The other key provision was the extension of the government-funded Medicaid program to adults whose incomes fell below 138 percent of the US federal poverty income threshold. This is a big deal. In 2011, about 40 percent of all uninsured adults under the age of 65 had incomes below 138 percent of the poverty line (US$15,847 for an individual or US $24,9724 for a family of three in 2011). Since the 1965 passage of Medicaid (the US health insurance program for the poor and disabled), states have administered the program and have some policy discretion over coverage and partial funding responsibilities.

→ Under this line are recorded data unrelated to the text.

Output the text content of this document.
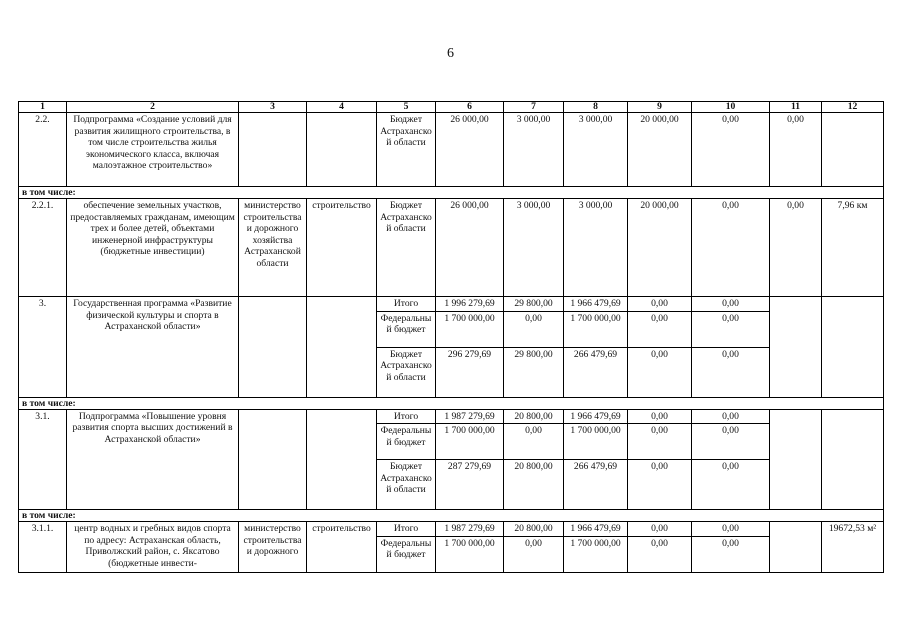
6
1	2	3	4	5	6	7	8	9	10	11	12
2.2.	Подпрограмма «Создание условий для развития жилищного строительства, в том числе строительства жилья экономического класса, включая малоэтажное строительство»			Бюджет Астраханской области	26 000,00	3 000,00	3 000,00	20 000,00	0,00	0,00	
в том числе:											
2.2.1.	обеспечение земельных участков, предоставляемых гражданам, имеющим трех и более детей, объектами инженерной инфраструктуры (бюджетные инвестиции)	министерство строительства и дорожного хозяйства Астраханской области	строительство	Бюджет Астраханской области	26 000,00	3 000,00	3 000,00	20 000,00	0,00	0,00	7,96 км
3.	Государственная программа «Развитие физической культуры и спорта в Астраханской области»			Итого	1 996 279,69	29 800,00	1 966 479,69	0,00	0,00		
				Федеральный бюджет	1 700 000,00	0,00	1 700 000,00	0,00	0,00		
				Бюджет Астраханской области	296 279,69	29 800,00	266 479,69	0,00	0,00		
в том числе:											
3.1.	Подпрограмма «Повышение уровня развития спорта высших достижений в Астраханской области»			Итого	1 987 279,69	20 800,00	1 966 479,69	0,00	0,00		
				Федеральный бюджет	1 700 000,00	0,00	1 700 000,00	0,00	0,00		
				Бюджет Астраханской области	287 279,69	20 800,00	266 479,69	0,00	0,00		
в том числе:											
3.1.1.	центр водных и гребных видов спорта по адресу: Астраханская область, Приволжский район, с. Яксатово (бюджетные инвести-	министерство строительства и дорожного	строительство	Итого	1 987 279,69	20 800,00	1 966 479,69	0,00	0,00		19672,53 м²
				Федеральный бюджет	1 700 000,00	0,00	1 700 000,00	0,00	0,00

As a result, the program never covered most poor adults. Obamacare was finally about to change that.
However, a June 2012 Supreme Court ruling allowed states to opt out of the Medicaid extension without having to also opt out of their on-going Medicaid programs. In response, 25 states have decided to opt out of the Medicaid extension. In a background paper I prepared for a forthcoming UN Women’s Progress of the World’s Women Report (2011–2012 report linked here), I estimate that about 8.5 million otherwise eligible adults will now not be covered under Medicaid because of where they happen to live. That’s one out of every five uninsured persons between the ages of 18 – 64 in the US. Unlike the website fiasco, this exclusion is deliberate and not temporary. Yet, there has been very little press coverage or political outcry.
The feds will pay for 100 percent of the Medicaid extension costs for three years and then phase down to 90 percent coverage by 2020. Adopting this program should have been a no-brainer. Yet the 25 states led by Republican governors actively chose not to do so. Most of these states are in the South and Midwest and have relatively high percentages of black adults. Further, because women are (on average) poorer than men, the single group most hurt by this display of states’ rights is black women. In opting out, these states combined to deny 35 percent of all uninsured black women government-sponsored health insurance (compared to 23 percent of uninsured white women, 24 percent of uninsured Latinas, and 10 percent of uninsured Asian women). Making things even worse, most of this group excluded from the Medicaid expansion is also excluded from Obamacare subsidies for private insurance.
Enabling states’ rights in antipoverty programs, an enduring feature of the US political system, has historically reproduced enduring racist and misogynist wrongs. Obamacare, with the help of the Supreme Court, unfortunately provides no exception.